Malawi is the third-poorest country in the world, and the churches there are in great need. Recently, a group of American congregations gave generously to support the work of training pastors and meeting the physical needs of the Malawian people. Upon receiving that gift, one Malawian pastor visited the United States and movingly sang “Amazing Grace” in the native language of Chichewa, offering his praise to God.
Just as the American gift prompted a response from the Malawian churches, so too Paul anticipated similar results from the Corinthian gifts. First, Christian giving results in thanksgiving to God. Because real needs are met, the recipients respond with an overflow of thanks to God. By giving generously to the Jerusalem churches, the Corinthians provided a living demonstration of their confession of faith. Although some in Jerusalem may have doubted the authenticity of Gentile inclusion into God’s people, the Corinthians’ generosity would prove their genuineness and would result in God being glorified.
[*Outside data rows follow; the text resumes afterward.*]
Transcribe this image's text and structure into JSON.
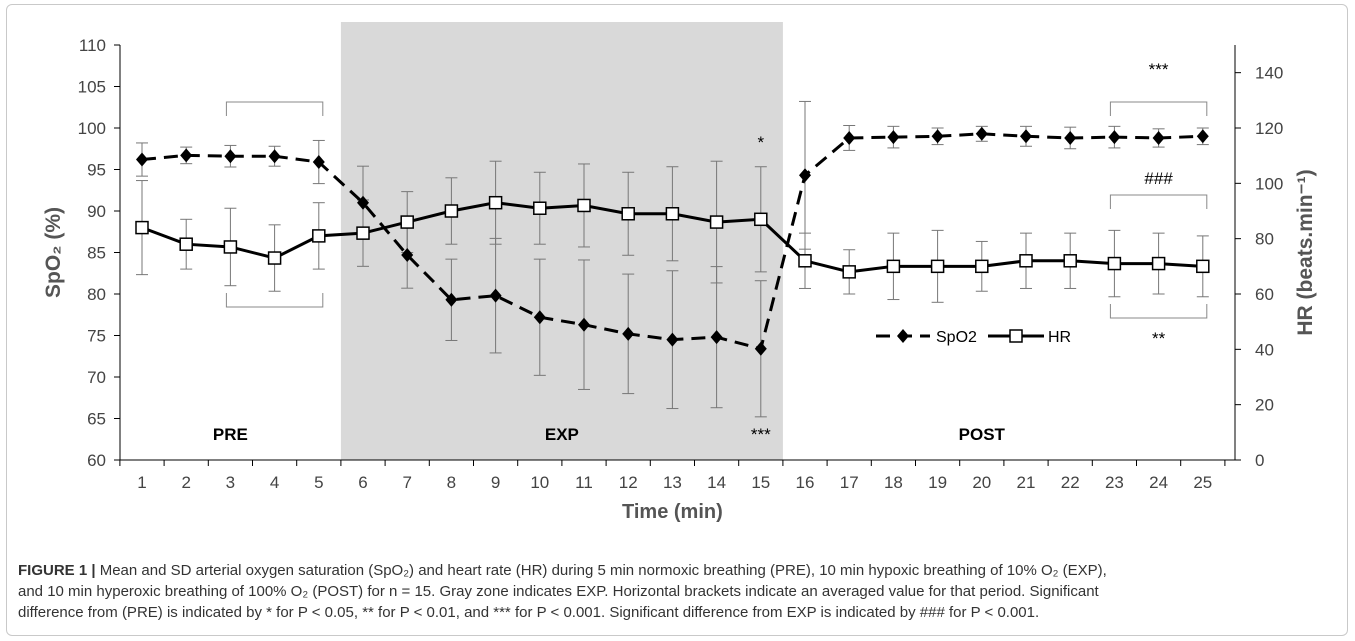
{
  "chart_data": {
    "type": "line",
    "x": [
      1,
      2,
      3,
      4,
      5,
      6,
      7,
      8,
      9,
      10,
      11,
      12,
      13,
      14,
      15,
      16,
      17,
      18,
      19,
      20,
      21,
      22,
      23,
      24,
      25
    ],
    "xlabel": "Time (min)",
    "ylabel_left": "SpO₂ (%)",
    "ylabel_right": "HR (beats.min⁻¹)",
    "ylim_left": [
      60,
      110
    ],
    "ylim_right": [
      0,
      150
    ],
    "yticks_left": [
      60,
      65,
      70,
      75,
      80,
      85,
      90,
      95,
      100,
      105,
      110
    ],
    "yticks_right": [
      0,
      20,
      40,
      60,
      80,
      100,
      120,
      140
    ],
    "shaded_region": {
      "x_from": 5.5,
      "x_to": 15.5,
      "color": "#d9d9d9"
    },
    "series": [
      {
        "name": "SpO2",
        "axis": "left",
        "style": "dashed",
        "marker": "diamond",
        "values": [
          96.2,
          96.7,
          96.6,
          96.6,
          95.9,
          91.0,
          84.7,
          79.3,
          79.8,
          77.2,
          76.3,
          75.2,
          74.5,
          74.8,
          73.4,
          94.3,
          98.8,
          98.9,
          99.0,
          99.3,
          99.0,
          98.8,
          98.9,
          98.8,
          99.0
        ],
        "sd": [
          2.0,
          1.0,
          1.3,
          1.2,
          2.6,
          4.4,
          4.0,
          4.9,
          6.9,
          7.0,
          7.8,
          7.2,
          8.3,
          8.5,
          8.2,
          8.9,
          1.5,
          1.3,
          1.0,
          0.9,
          1.2,
          1.3,
          1.3,
          1.1,
          1.0
        ]
      },
      {
        "name": "HR",
        "axis": "right",
        "style": "solid",
        "marker": "square",
        "values": [
          84,
          78,
          77,
          73,
          81,
          82,
          86,
          90,
          93,
          91,
          92,
          89,
          89,
          86,
          87,
          72,
          68,
          70,
          70,
          70,
          72,
          72,
          71,
          71,
          70
        ],
        "sd": [
          17,
          9,
          14,
          12,
          12,
          12,
          11,
          12,
          15,
          13,
          15,
          15,
          17,
          22,
          19,
          10,
          8,
          12,
          13,
          9,
          10,
          10,
          12,
          11,
          11
        ]
      }
    ],
    "legend": {
      "position": "bottom-right",
      "entries": [
        "SpO2",
        "HR"
      ]
    },
    "annotations": {
      "period_labels": [
        "PRE",
        "EXP",
        "POST"
      ],
      "star_15_top": "*",
      "star_15_bottom": "***",
      "stars_post_top": "***",
      "hash_post": "###",
      "stars_post_bottom": "**"
    }
  },
  "caption": {
    "label": "FIGURE 1 |",
    "line1": "Mean and SD arterial oxygen saturation (SpO₂) and heart rate (HR) during 5 min normoxic breathing (PRE), 10 min hypoxic breathing of 10% O₂ (EXP),",
    "line2": "and 10 min hyperoxic breathing of 100% O₂ (POST) for n = 15. Gray zone indicates EXP. Horizontal brackets indicate an averaged value for that period. Significant",
    "line3": "difference from (PRE) is indicated by * for P < 0.05, ** for P < 0.01, and *** for P < 0.001. Significant difference from EXP is indicated by ### for P < 0.001."
  }
}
In both of these results, Christian giving finds its ultimate purpose, which is not our glory but God’s. But there is an important result for us as well, for Christian giving further unites the body of Christ. Paul saw that the recipient churches would respond to the Corinthian gift by praying for them and growing in affection toward them. Sharing and generosity in the body of Christ enriches the fellowship of Christ’s church.
In the end, as Paul makes clear from the final verse of today’s reading, true Christian giving is nothing less than a tangible expression of thanksgiving for God’s initial gift to us in Christ. As one commentator puts it, this is “the divine gift that inspires all gifts.” Thanks be to God!